Она первой положила трубку.
Ну и денек…
Я вытер глаза и взялся за ложку. Некоторое время подержал её у рта, потом опять отложил и опять потянулся к телефону. Что же я за падла такая, даже родителям не отзвонил, что жив-здоров; они ведь наверняка волнуются.
– Привет, – сказал я как ни в чем не бывало, когда па Симагин знакомо и уютно алекнул с той стороны.
– О! – обрадованно сказал он.
– У вас порядок?
– Да. А ты как?
– Ну, сам понимаешь… Прессу читаешь, ящик смотришь?
– Не отрываемся.
– Мама как переносит?
– Стойко. Рвется позвать тебя переехать к нам, пока все не уляжется.
– Пока не стоит. А у тебя какие соображения?
– В детстве мы говорили: кто как обзывается, тот сам так называется.
– Мы, представь, говорили так же.
– А есть ещё вот какая мудрость: блажен принявший хулу за Господа.
– Считай, я приободрился. Приблаженился.
Па засмеялся и сказал:
– Я на это и рассчитывал.
Хорошо с ним все-таки разговаривать. И без котурнов, и без сю-сю. По-товарищески.
Товарищ Симагин…
– А вот скажи, па. Бог все может простить?
– Нет, – серьезно ответил он. Я несколько опешил. Честно говоря, я ждал совершенно иного ответа.
– Нет?
– Нет. Только то, в чем человек искренне и исчерпывающе покается.

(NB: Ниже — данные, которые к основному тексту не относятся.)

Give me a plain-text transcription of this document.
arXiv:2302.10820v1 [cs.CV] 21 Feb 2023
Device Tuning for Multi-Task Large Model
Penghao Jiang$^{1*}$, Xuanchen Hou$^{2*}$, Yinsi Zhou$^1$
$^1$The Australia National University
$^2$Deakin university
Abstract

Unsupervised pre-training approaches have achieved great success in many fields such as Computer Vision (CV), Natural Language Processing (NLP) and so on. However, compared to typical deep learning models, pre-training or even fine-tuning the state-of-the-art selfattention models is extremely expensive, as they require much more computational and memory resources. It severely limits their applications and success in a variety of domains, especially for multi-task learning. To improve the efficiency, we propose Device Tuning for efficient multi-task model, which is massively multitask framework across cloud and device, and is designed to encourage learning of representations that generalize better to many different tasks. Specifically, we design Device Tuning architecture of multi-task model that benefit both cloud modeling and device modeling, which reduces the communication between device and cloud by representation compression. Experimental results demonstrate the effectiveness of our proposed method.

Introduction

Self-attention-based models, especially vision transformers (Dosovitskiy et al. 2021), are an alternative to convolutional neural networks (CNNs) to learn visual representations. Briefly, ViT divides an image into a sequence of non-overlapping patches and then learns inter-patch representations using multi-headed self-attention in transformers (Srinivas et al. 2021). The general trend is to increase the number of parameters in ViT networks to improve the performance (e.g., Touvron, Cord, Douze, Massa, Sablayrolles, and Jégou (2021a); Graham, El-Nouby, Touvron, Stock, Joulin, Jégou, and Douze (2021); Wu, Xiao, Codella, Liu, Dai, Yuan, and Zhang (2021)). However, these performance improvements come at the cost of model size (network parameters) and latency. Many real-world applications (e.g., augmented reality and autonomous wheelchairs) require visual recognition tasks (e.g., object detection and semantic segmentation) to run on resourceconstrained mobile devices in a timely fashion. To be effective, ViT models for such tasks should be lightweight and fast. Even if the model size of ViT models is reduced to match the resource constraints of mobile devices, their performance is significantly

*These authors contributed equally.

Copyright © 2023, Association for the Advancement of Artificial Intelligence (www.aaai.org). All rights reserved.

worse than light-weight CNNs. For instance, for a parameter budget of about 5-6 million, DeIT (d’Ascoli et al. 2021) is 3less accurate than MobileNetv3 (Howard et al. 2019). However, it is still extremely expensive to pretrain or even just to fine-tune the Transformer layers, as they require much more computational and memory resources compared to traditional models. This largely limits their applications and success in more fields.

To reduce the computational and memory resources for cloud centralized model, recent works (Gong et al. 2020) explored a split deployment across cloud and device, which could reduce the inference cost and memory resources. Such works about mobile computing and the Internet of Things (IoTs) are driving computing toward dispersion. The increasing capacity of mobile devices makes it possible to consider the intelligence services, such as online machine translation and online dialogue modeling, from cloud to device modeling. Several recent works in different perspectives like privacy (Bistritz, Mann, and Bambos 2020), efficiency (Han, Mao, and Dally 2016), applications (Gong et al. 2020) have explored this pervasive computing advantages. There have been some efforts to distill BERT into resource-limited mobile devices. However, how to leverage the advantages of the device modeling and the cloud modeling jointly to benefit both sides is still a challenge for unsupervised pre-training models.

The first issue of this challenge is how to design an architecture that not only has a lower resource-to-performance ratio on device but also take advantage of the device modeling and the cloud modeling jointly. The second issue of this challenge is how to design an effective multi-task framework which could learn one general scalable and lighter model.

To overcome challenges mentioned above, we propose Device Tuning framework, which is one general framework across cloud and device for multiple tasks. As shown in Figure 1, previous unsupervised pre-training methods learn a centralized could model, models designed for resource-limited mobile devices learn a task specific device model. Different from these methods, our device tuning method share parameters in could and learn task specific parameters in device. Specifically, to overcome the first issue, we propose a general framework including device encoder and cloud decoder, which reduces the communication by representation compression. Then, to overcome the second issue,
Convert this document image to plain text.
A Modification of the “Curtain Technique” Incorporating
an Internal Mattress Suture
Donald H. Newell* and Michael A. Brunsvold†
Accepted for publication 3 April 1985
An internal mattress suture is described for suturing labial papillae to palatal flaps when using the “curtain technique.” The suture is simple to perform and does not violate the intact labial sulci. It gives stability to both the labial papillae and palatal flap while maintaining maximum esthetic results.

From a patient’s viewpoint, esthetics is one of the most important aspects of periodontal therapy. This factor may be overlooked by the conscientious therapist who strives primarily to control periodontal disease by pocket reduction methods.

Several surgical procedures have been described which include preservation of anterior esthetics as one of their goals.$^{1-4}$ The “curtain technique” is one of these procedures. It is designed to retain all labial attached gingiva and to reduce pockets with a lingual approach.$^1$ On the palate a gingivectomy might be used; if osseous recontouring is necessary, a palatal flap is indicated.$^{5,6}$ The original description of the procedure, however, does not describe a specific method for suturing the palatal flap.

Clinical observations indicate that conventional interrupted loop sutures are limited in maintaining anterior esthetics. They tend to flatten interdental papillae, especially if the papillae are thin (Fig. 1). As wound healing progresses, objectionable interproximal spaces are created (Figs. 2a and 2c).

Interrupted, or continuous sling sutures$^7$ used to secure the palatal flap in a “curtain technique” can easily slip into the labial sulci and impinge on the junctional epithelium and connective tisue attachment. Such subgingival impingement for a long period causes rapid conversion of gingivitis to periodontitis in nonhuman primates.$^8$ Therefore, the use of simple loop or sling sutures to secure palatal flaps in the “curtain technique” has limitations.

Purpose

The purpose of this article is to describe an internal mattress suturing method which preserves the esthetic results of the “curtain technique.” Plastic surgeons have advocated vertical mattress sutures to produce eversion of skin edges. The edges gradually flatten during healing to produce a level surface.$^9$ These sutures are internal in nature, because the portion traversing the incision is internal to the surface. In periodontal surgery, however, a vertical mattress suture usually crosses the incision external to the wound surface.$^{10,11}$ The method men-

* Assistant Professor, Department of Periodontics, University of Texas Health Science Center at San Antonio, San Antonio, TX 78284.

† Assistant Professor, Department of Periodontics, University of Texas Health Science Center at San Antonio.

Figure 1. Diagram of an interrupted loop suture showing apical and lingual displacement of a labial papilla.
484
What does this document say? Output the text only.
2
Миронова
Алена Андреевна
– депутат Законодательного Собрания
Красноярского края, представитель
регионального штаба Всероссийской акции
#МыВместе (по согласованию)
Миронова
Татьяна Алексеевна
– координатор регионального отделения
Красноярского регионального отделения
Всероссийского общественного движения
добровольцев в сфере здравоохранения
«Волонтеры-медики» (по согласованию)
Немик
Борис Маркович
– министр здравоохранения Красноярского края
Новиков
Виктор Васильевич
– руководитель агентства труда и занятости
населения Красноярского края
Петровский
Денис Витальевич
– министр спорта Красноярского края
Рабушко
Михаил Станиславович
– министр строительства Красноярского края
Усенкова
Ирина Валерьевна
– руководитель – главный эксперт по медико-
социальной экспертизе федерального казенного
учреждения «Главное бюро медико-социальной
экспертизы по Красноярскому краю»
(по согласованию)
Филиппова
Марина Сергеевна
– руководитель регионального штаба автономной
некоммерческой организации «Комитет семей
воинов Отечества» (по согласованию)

– Ах, вот как Бог это делает…
– Да. Не ерничай. Тут довольно тонкая вещь. Я в молодости сам не мог понять, как это так: одному раскаянному грешнику Господь радуется больше, чем десятку смиренных праведников. С точки зрения обыденного здравого смысла некрасиво получается по отношению к праведникам, да? А с точки зрения информационных структур? Почему раскаянный грешник ценнее? Потому что он уходил из системы, но вернулся в неё и способен её обогатить чем-то, не бывшим в ней прежде. А конформным братьям блудных сыновей не на что обижаться: скорее всего, они столь смирны не от праведности своей, а из корысти и лености духовной. А если б волею обстоятельств ушли, то опять-таки по безвольности своей никогда не сумели бы, не решились бы вернуться. Просто были бы конформистами уже в каком-то новом месте. И, по сути, ничего не могли бы дать там – так же, как нечего им было дать и по прежнему месту жительства. Чтобы оказаться способным духовно обогатить свое гнездо, надо развиваться самому, а значит, нельзя не стать отличным от гнезда, нельзя не пройти через момент измены гнезду. Нельзя перед ним не провиниться. Однако и гнездо в таких ситуациях всегда виновато. Оно ведь не может не начать непроизвольно выталкивать того, кто стал от него отличен. И затем лишь акт покаяния-прощения, всегда – обоюдный, восстанавливает разрушенную связь и делает возможным обогащение системы.